Fioul, de Stéphane Grangier : un polar au héros très attachant sur fond de marée qui tache.
Après Hollywood-Plomodiern (qui a cartonné dans le Finistère Sud et qui, qui sait, cartonnera un jour en Californie) et quelques incursions dans le monde du texte court avec des participations à quelques remarquables recueils (notamment Sandinista ! Hommage à The Clash, 3 tomes regroupant 36 textes de 36 auteurs avec une préface de Caryl Férey), Stéphane Grangier revient avec Fioul.
Fioul, c’est l’histoire d’un écrivain rennais un peu paumé, Marc Riplé. Il fait la connaissance d’une entraîneuse, Sandrine, un peu camée sur les bords et un peu cramée jusqu’à la moelle du fait de ses relations sulfureuses avec des petits malfrats dont on pourrait dire que le terme « petites frappes » a été spécialement inventé à leur intention. Une entraîneuse en entraînant une autre, Marc fait la connaissance de Gladys, qui surgit dans sa vie de façon pour le moins encombrante puisque, dans son sillage, vagissent et fulminent ceux qui viennent d’avoir la peau de Sandrine. Marc et Gladys ne vont pas avoir d’autre choix que la fuite. Mais quitter Rennes ne va pas être simple.

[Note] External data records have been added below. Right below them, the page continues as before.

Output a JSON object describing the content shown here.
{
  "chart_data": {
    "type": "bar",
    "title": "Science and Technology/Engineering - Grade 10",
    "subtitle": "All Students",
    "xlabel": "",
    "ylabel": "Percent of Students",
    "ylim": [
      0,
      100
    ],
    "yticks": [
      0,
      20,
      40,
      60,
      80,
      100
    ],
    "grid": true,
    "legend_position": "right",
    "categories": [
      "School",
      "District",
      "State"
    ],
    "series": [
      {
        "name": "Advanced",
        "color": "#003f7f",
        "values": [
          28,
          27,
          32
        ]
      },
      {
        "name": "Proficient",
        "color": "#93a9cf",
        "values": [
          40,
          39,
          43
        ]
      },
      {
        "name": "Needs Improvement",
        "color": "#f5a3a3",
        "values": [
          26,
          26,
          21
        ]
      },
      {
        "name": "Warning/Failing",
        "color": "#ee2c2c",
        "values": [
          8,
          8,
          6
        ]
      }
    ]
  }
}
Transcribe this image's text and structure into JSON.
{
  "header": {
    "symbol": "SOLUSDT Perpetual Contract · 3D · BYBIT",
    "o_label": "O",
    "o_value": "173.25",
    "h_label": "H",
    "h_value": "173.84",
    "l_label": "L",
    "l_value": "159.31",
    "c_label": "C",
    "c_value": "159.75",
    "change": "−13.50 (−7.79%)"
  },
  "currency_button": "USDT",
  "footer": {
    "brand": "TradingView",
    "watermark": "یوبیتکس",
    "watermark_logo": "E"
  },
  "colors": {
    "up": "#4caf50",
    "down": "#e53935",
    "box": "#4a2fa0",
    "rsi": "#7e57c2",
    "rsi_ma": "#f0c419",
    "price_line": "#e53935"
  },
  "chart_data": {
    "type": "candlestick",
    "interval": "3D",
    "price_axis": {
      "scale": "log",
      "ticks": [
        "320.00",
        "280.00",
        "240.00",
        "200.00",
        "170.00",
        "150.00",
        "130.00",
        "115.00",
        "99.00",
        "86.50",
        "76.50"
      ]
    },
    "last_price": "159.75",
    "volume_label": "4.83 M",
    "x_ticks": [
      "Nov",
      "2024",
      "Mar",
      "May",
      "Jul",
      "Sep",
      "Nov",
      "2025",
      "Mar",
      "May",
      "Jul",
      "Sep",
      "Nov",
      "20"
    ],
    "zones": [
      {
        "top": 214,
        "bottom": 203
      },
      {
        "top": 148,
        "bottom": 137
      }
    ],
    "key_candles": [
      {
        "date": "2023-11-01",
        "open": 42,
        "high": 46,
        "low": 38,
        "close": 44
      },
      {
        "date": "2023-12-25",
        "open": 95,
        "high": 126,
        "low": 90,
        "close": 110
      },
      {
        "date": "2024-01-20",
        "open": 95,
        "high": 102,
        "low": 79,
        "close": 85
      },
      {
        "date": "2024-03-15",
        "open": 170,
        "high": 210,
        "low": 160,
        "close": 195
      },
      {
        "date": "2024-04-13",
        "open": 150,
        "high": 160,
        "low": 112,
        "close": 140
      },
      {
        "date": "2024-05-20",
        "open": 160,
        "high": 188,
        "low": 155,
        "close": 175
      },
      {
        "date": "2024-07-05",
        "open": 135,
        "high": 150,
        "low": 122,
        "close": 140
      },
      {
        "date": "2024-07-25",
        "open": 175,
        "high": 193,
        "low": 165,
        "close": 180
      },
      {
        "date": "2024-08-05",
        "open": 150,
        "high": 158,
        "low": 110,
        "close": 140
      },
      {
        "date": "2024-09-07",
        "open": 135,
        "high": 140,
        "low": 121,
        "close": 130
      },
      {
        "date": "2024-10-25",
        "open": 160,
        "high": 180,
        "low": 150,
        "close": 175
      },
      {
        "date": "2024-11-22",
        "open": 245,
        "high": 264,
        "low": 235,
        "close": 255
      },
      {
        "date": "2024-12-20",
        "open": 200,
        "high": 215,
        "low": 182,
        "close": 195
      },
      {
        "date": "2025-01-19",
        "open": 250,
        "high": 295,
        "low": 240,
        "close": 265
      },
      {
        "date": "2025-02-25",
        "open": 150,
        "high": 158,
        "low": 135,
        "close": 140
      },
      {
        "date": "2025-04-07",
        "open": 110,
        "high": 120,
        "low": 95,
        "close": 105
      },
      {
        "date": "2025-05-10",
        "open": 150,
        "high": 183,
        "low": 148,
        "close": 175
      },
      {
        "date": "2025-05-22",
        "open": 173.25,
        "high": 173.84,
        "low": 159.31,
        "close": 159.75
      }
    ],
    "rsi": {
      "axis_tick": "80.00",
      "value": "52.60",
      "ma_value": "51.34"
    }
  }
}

Fioul décrit une France en plein été, sous état d’urgence. Une France où les violences se multiplient et où la police en sous-effectifs s’agite pour en retrouver les auteurs et retracer le fil des événements. Mais s’il est question de crimes aussi ignominieux que spectaculaires liés à la drogue et à la thune, il est aussi question de la grande délinquance en col blanc, moins visible celle-ci, liée à la cupidité des élites dirigeantes, aux politicards véreux, à l’évasion fiscale, aux détournements de fonds, aux abus de biens sociaux, à la prédation industrielle, au trafic juteux de matière première, à l’optimisation des profits de quelques êtres veules et sans vergogne au détriment du bien commun et des écosystèmes. Le tout avec quelque catastrophe maritime pétrolière en arrière-fond – d’où le titre.
Les personnages pathétiques et malchanceux comme ce Riplé aux prises avec un destin qui le malmène mais qui conservent néanmoins un incompressible fond de bonté, côtoient ou fuient dans Fioul les pires crapules. C’est ce contraste et ces échanges entre la dignité des pauvres hères et la puissance glaciale et assez répugnante des psychopathes qui pullulent (aussi bien dans les bas-fonds que les hautes sphères de notre société), qui font la saveur de Fioul. À déguster sur un plage épargnée par les marées noires ou les marées vertes.
Fioul, roman noir de Stéphane Grangier, Éditions Goater, coll. « Goater Noir », Rennes, 2018, 512 pages, 20 € (illustration de la couverture par Pierre Macé).